I have often wondered if you can get ggplot
to do on-the-fly calculations by the facet groups of the plot in a similar way that they would be done using dplyr::group_by
. So in the example below is it possible to calculate the cumsum for each different category, rather than the overall cumsum without altering df
first?
library(ggplot2)
df <- data.frame(X = rep(1:20,2), Y = runif(40), category = rep(c("A","B"), each = 20))
ggplot(df, aes(x = X, y = cumsum(Y), colour = category))+geom_line()

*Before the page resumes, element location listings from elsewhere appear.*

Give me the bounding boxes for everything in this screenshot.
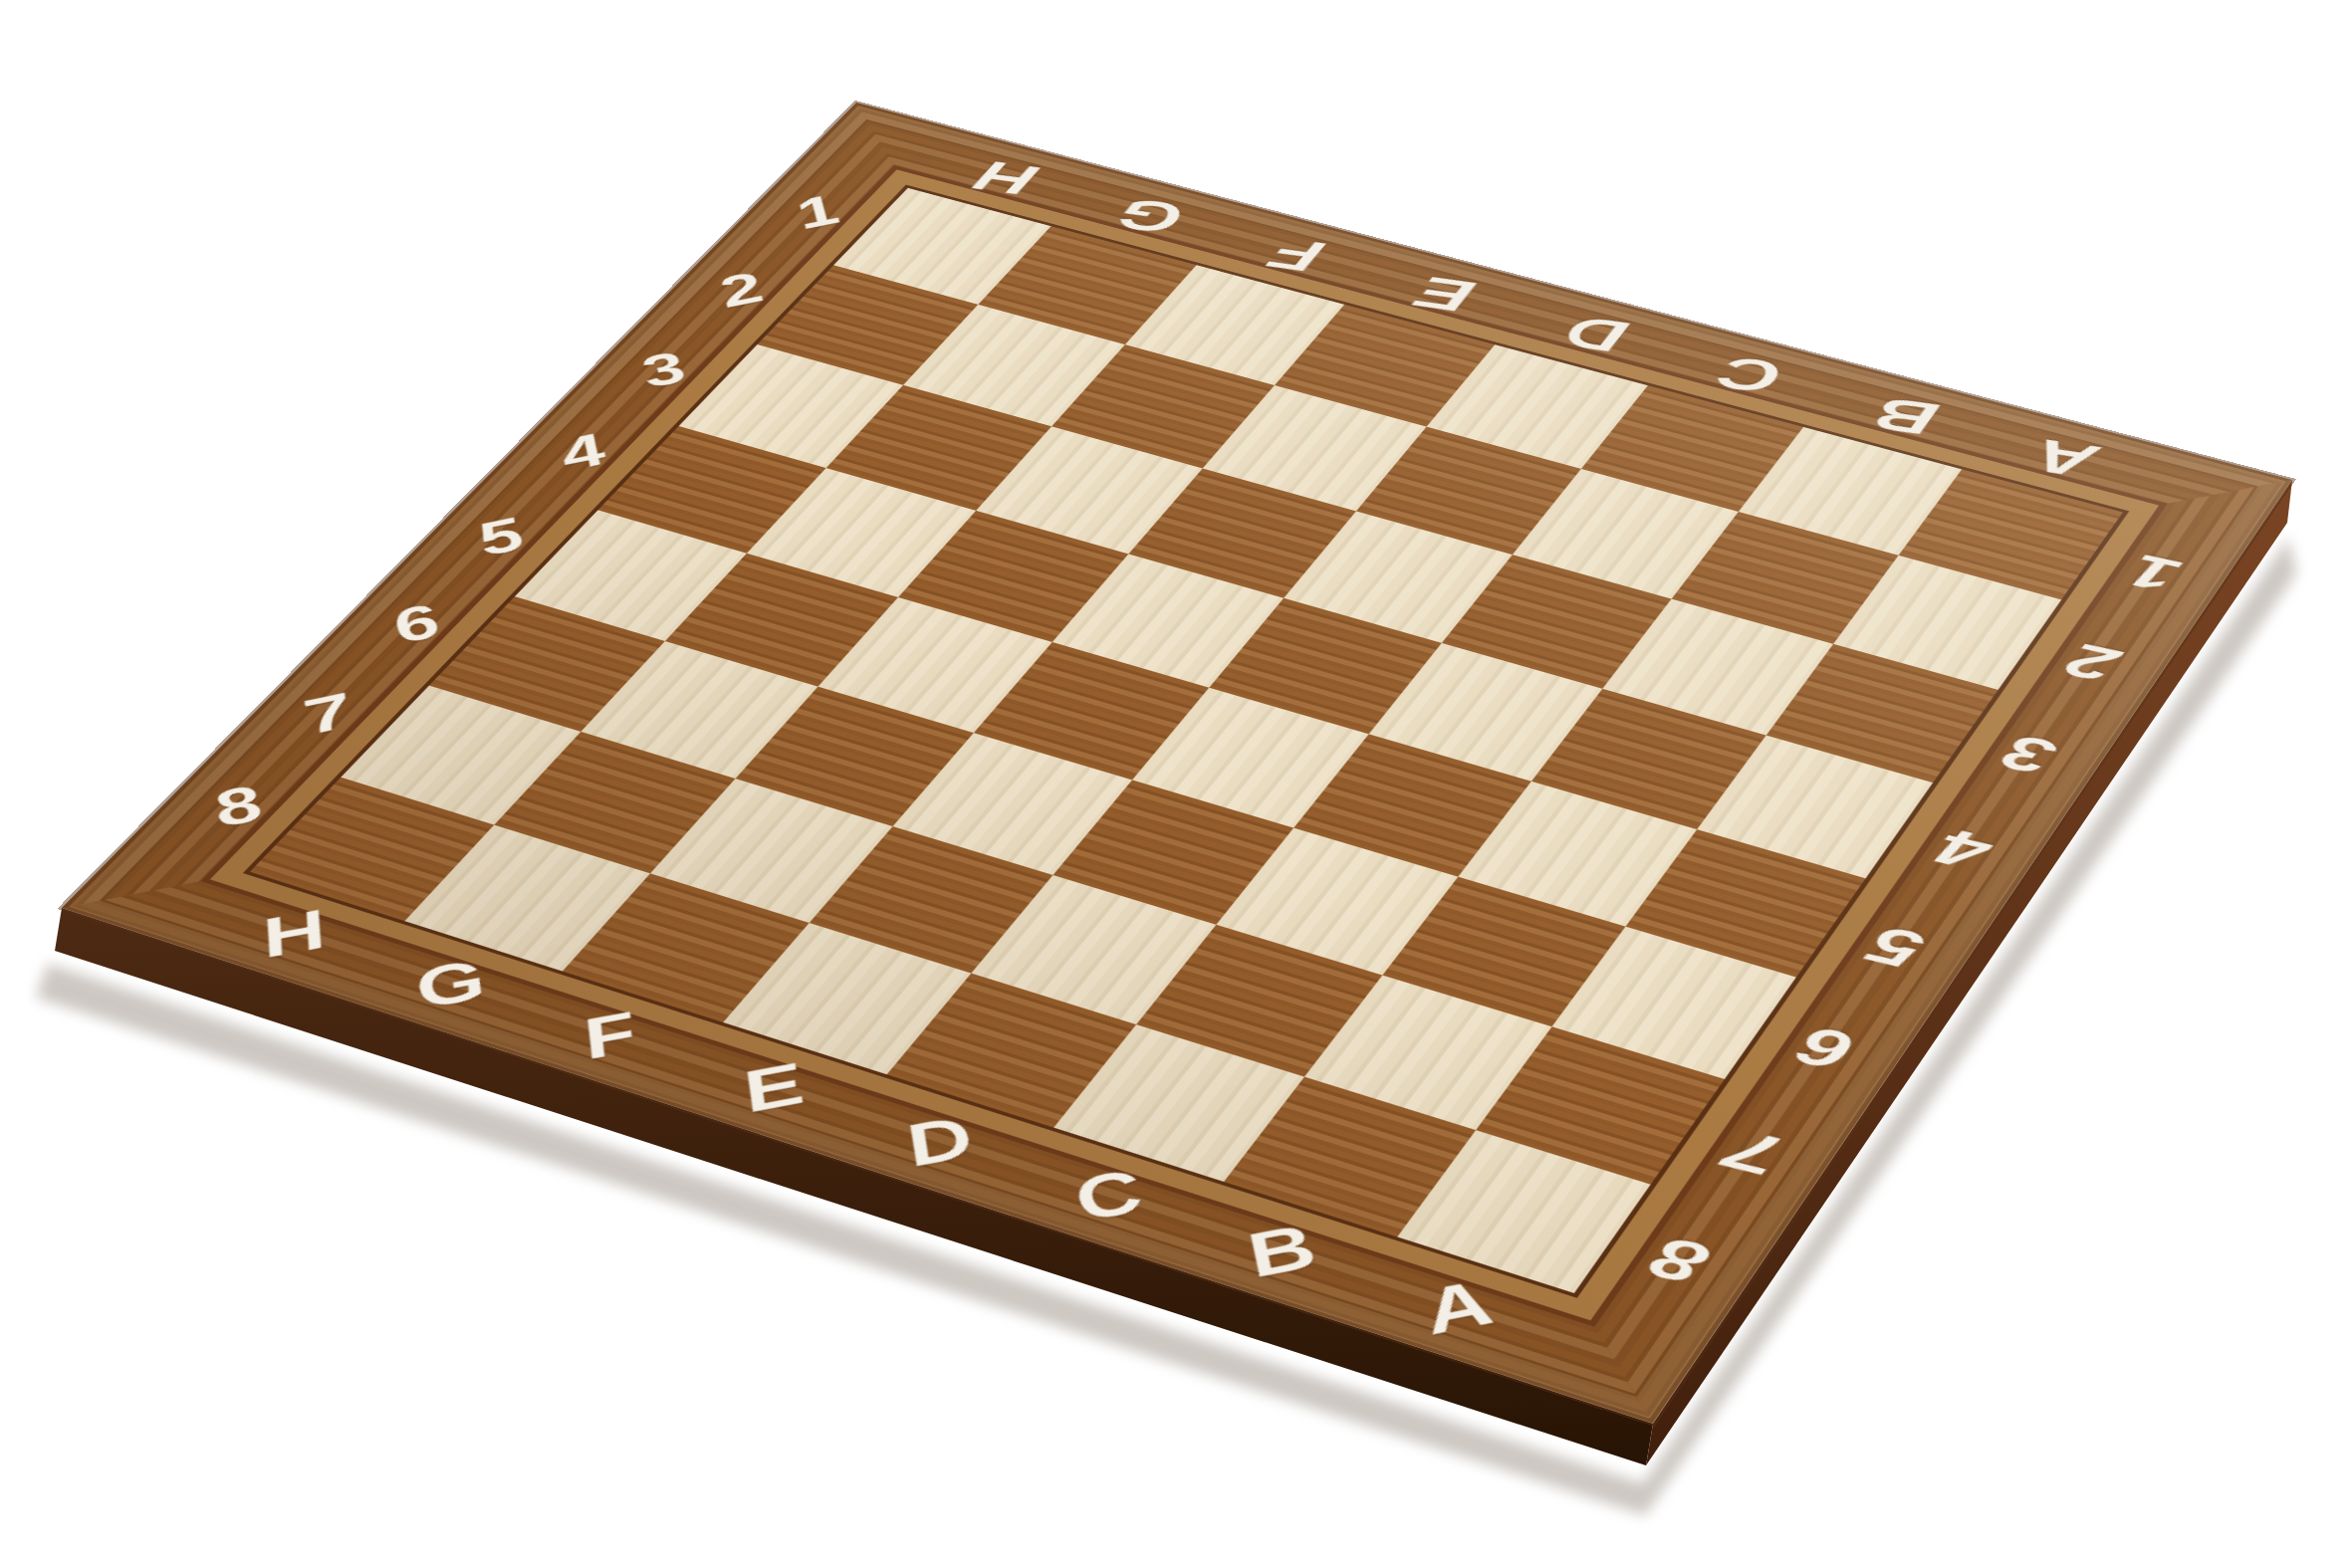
coord-label-top-b: B bbox=[1869, 390, 1943, 443]
chessboard-product-photo: HGFEDCBAHGFEDCBA1234567812345678 bbox=[0, 0, 2352, 1568]
coord-label-top-a: A bbox=[2028, 431, 2102, 485]
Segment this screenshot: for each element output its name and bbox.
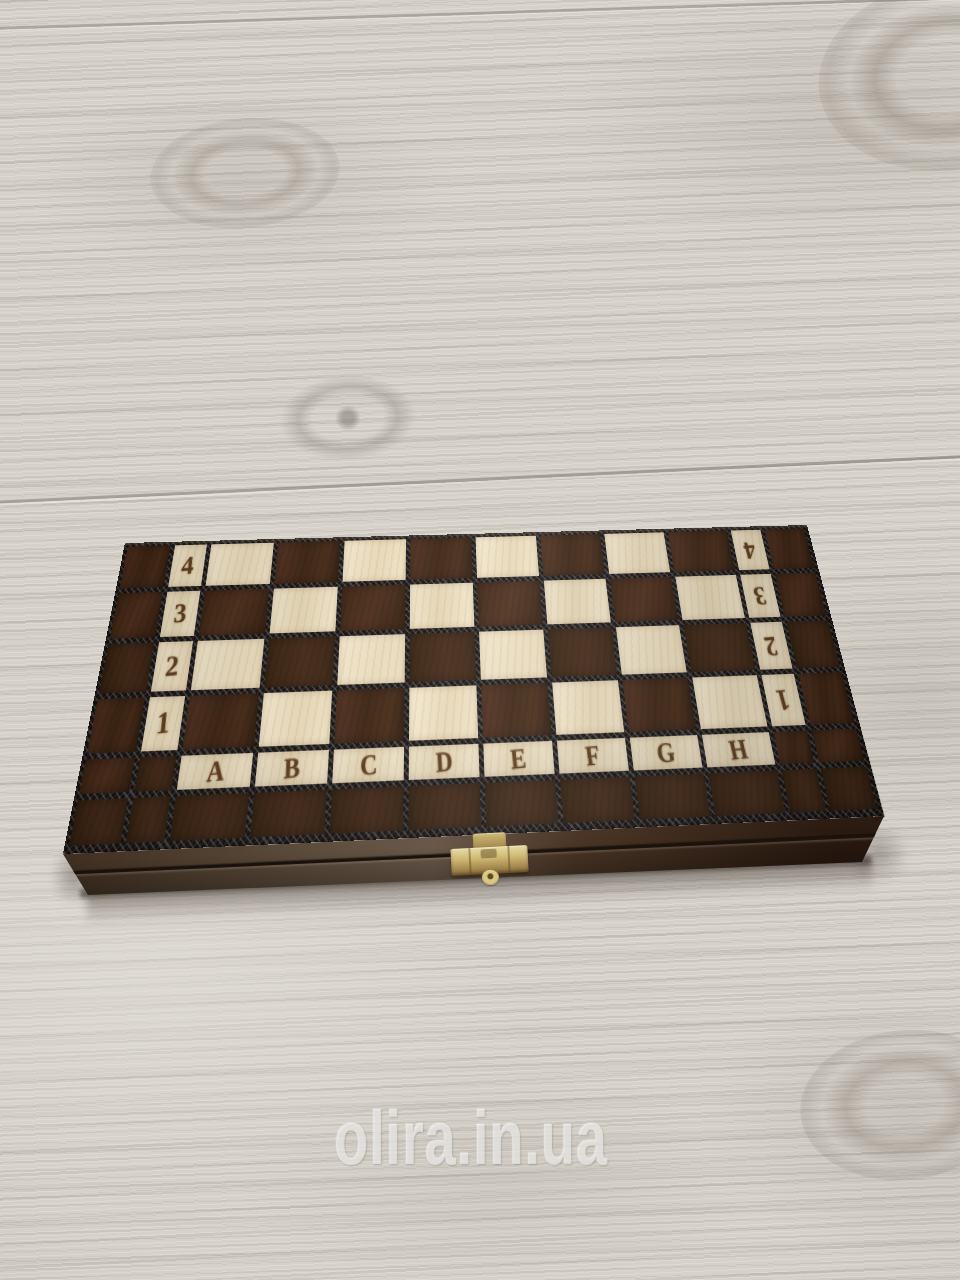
latch-notch — [480, 849, 496, 859]
board-grid: 44332211ABCDEFGH — [63, 525, 884, 854]
square-d3 — [410, 583, 475, 629]
rank-label-right-3: 3 — [740, 574, 780, 618]
chess-box-lid: 44332211ABCDEFGH — [63, 525, 884, 854]
square-a2 — [191, 639, 265, 690]
border-cell-right — [812, 729, 865, 763]
square-e1 — [481, 683, 552, 738]
border-cell-right — [798, 672, 854, 725]
coordinate-label: B — [284, 753, 301, 784]
border-cell-left — [110, 592, 163, 639]
border-cell-right — [786, 620, 840, 668]
square-d1 — [409, 685, 478, 740]
square-a1 — [182, 693, 259, 750]
rank-label-right-1: 1 — [761, 674, 805, 726]
file-label-e: E — [483, 741, 554, 777]
coordinate-label: 3 — [173, 599, 188, 627]
coordinate-label: 4 — [741, 537, 759, 562]
border-cell-right — [775, 573, 827, 617]
coordinate-label: 1 — [155, 707, 171, 740]
square-d2 — [409, 632, 476, 683]
border-cell-bottom — [485, 780, 559, 827]
rank-label-left-3: 3 — [160, 591, 200, 637]
file-label-f: F — [557, 738, 629, 774]
coordinate-label: C — [360, 750, 378, 780]
square-g3 — [610, 577, 678, 622]
square-g2 — [616, 625, 687, 675]
file-label-b: B — [255, 750, 329, 787]
square-f3 — [544, 579, 611, 625]
square-d4 — [410, 537, 473, 579]
square-g1 — [622, 678, 696, 732]
coordinate-label: D — [435, 747, 454, 777]
border-cell-bottom — [408, 783, 481, 830]
border-cell-bottom — [330, 786, 404, 833]
wood-knot — [806, 0, 960, 187]
square-a4 — [206, 543, 274, 586]
border-cell-bottom — [708, 770, 785, 816]
rank-label-left-2: 2 — [151, 641, 193, 692]
square-h3 — [675, 575, 745, 620]
square-a3 — [199, 589, 270, 636]
square-b2 — [264, 636, 335, 687]
square-b3 — [270, 587, 338, 634]
square-g4 — [604, 532, 670, 574]
floor-plank-seam-middle — [0, 455, 960, 504]
border-cell-bottom — [821, 767, 878, 811]
brass-latch — [448, 828, 531, 892]
file-label-g: G — [630, 735, 703, 771]
rank-label-right-2: 2 — [750, 622, 792, 670]
wood-knot — [793, 1019, 960, 1190]
border-cell-left — [134, 756, 176, 792]
border-cell-right — [773, 731, 814, 765]
wood-knot — [265, 363, 432, 474]
square-f1 — [552, 680, 624, 735]
square-e3 — [477, 581, 543, 627]
coordinate-label: 1 — [773, 684, 793, 715]
square-c2 — [337, 634, 405, 685]
border-cell-left — [99, 642, 154, 693]
square-b4 — [274, 541, 340, 584]
coordinate-label: E — [510, 744, 528, 774]
coordinate-label: 2 — [762, 631, 781, 660]
file-label-h: H — [702, 732, 776, 767]
square-e4 — [476, 536, 540, 578]
rank-label-right-4: 4 — [731, 530, 770, 570]
file-label-d: D — [409, 744, 480, 780]
square-h4 — [668, 531, 735, 572]
coordinate-label: G — [654, 738, 677, 768]
square-f2 — [548, 627, 617, 677]
border-cell-bottom — [635, 774, 711, 820]
border-cell-right — [764, 529, 814, 570]
square-f4 — [540, 534, 605, 576]
border-cell-bottom — [126, 796, 171, 843]
latch-knob — [482, 870, 500, 886]
border-cell-bottom — [69, 798, 128, 846]
square-h1 — [692, 675, 767, 729]
coordinate-label: 2 — [164, 651, 180, 681]
square-e2 — [479, 630, 547, 680]
square-c3 — [340, 585, 406, 631]
border-cell-left — [79, 758, 135, 794]
coordinate-label: 4 — [181, 552, 195, 579]
wood-knot — [146, 110, 345, 236]
coordinate-label: F — [584, 741, 602, 771]
border-cell-bottom — [560, 777, 635, 823]
watermark-text: olira.in.ua — [334, 1094, 608, 1181]
square-c4 — [343, 539, 407, 582]
rank-label-left-1: 1 — [141, 696, 185, 751]
coordinate-label: 3 — [751, 582, 769, 609]
rank-label-left-4: 4 — [168, 544, 207, 586]
file-label-a: A — [177, 753, 253, 790]
file-label-c: C — [332, 747, 404, 784]
coordinate-label: A — [205, 756, 225, 787]
coordinate-label: H — [727, 735, 751, 765]
photo-scene: 44332211ABCDEFGH olira.in.ua — [0, 0, 960, 1280]
square-h2 — [683, 623, 755, 672]
border-cell-left — [120, 545, 171, 588]
border-cell-left — [87, 697, 145, 753]
border-cell-bottom — [781, 769, 825, 813]
border-cell-bottom — [170, 793, 250, 841]
square-b1 — [259, 691, 332, 747]
square-c1 — [334, 688, 404, 744]
border-cell-bottom — [250, 790, 327, 838]
floor-plank-seam-top — [0, 0, 960, 30]
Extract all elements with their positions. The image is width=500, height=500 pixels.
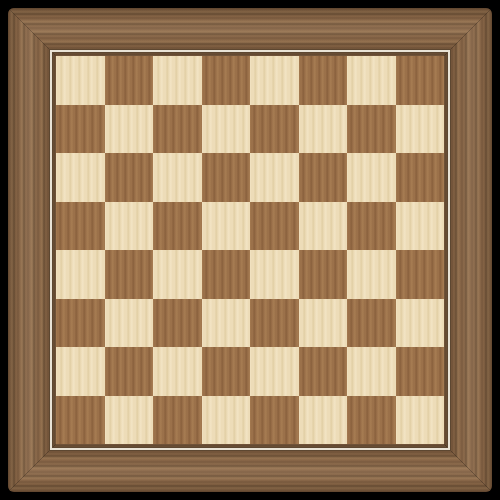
square-a1[interactable] <box>56 396 105 445</box>
square-d6[interactable] <box>202 153 251 202</box>
board-frame-right <box>444 8 492 492</box>
chessboard <box>8 8 492 492</box>
board-frame-bottom <box>8 444 492 492</box>
square-g2[interactable] <box>347 347 396 396</box>
square-g3[interactable] <box>347 299 396 348</box>
square-e1[interactable] <box>250 396 299 445</box>
square-e6[interactable] <box>250 153 299 202</box>
square-g5[interactable] <box>347 202 396 251</box>
square-c5[interactable] <box>153 202 202 251</box>
square-e3[interactable] <box>250 299 299 348</box>
square-f7[interactable] <box>299 105 348 154</box>
board-frame-top <box>8 8 492 56</box>
square-b1[interactable] <box>105 396 154 445</box>
square-b8[interactable] <box>105 56 154 105</box>
square-a2[interactable] <box>56 347 105 396</box>
square-b4[interactable] <box>105 250 154 299</box>
square-d8[interactable] <box>202 56 251 105</box>
square-f6[interactable] <box>299 153 348 202</box>
square-h2[interactable] <box>396 347 445 396</box>
square-d1[interactable] <box>202 396 251 445</box>
square-f5[interactable] <box>299 202 348 251</box>
chessboard-photo <box>0 0 500 500</box>
square-h1[interactable] <box>396 396 445 445</box>
square-c8[interactable] <box>153 56 202 105</box>
square-h7[interactable] <box>396 105 445 154</box>
square-d4[interactable] <box>202 250 251 299</box>
square-g7[interactable] <box>347 105 396 154</box>
square-d3[interactable] <box>202 299 251 348</box>
square-h5[interactable] <box>396 202 445 251</box>
square-f2[interactable] <box>299 347 348 396</box>
square-c7[interactable] <box>153 105 202 154</box>
square-g4[interactable] <box>347 250 396 299</box>
square-e5[interactable] <box>250 202 299 251</box>
square-g1[interactable] <box>347 396 396 445</box>
square-e2[interactable] <box>250 347 299 396</box>
square-g8[interactable] <box>347 56 396 105</box>
square-a5[interactable] <box>56 202 105 251</box>
square-f1[interactable] <box>299 396 348 445</box>
square-b7[interactable] <box>105 105 154 154</box>
square-c4[interactable] <box>153 250 202 299</box>
square-f3[interactable] <box>299 299 348 348</box>
square-f8[interactable] <box>299 56 348 105</box>
square-a8[interactable] <box>56 56 105 105</box>
square-b6[interactable] <box>105 153 154 202</box>
square-b5[interactable] <box>105 202 154 251</box>
square-c3[interactable] <box>153 299 202 348</box>
square-c1[interactable] <box>153 396 202 445</box>
square-e7[interactable] <box>250 105 299 154</box>
square-c6[interactable] <box>153 153 202 202</box>
square-a4[interactable] <box>56 250 105 299</box>
square-h3[interactable] <box>396 299 445 348</box>
square-f4[interactable] <box>299 250 348 299</box>
board-frame-left <box>8 8 56 492</box>
square-c2[interactable] <box>153 347 202 396</box>
square-e4[interactable] <box>250 250 299 299</box>
square-d2[interactable] <box>202 347 251 396</box>
square-a3[interactable] <box>56 299 105 348</box>
square-e8[interactable] <box>250 56 299 105</box>
square-h8[interactable] <box>396 56 445 105</box>
square-b2[interactable] <box>105 347 154 396</box>
square-h4[interactable] <box>396 250 445 299</box>
square-a6[interactable] <box>56 153 105 202</box>
square-d5[interactable] <box>202 202 251 251</box>
square-a7[interactable] <box>56 105 105 154</box>
playing-area <box>56 56 444 444</box>
square-g6[interactable] <box>347 153 396 202</box>
square-b3[interactable] <box>105 299 154 348</box>
square-d7[interactable] <box>202 105 251 154</box>
square-h6[interactable] <box>396 153 445 202</box>
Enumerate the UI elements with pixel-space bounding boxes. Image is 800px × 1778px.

I can obviously do an easy workaround using dplyr
, however as I do this frequently I was keen to know if there is a way to prevent having to specify the grouping variables multiple times (here in group_by
and aes(colour = …)
.
Working alternative, but not what I'm asking for in this case
library(dplyr)
library(ggplot2)
df %>% group_by(category) %>% mutate(Ysum = cumsum(Y)) %>%
ggplot(aes(x = X, y = Ysum, colour = category))+geom_line()
Edit: (To answer in response to the @42- comment) I am mainly asking out of curiosity if this is possible, not because the alternative doesn't work. I also think it would be neater in my code if I am making a number of plots which are summing (or other similar calculations) different variables based on different columns or in different datasets, rather than continuously having to group, mutate then plot. I could write a function to do it for me but I thought it might be inbuilt functionality that I missing (the ggplot help doesn't go into the real details).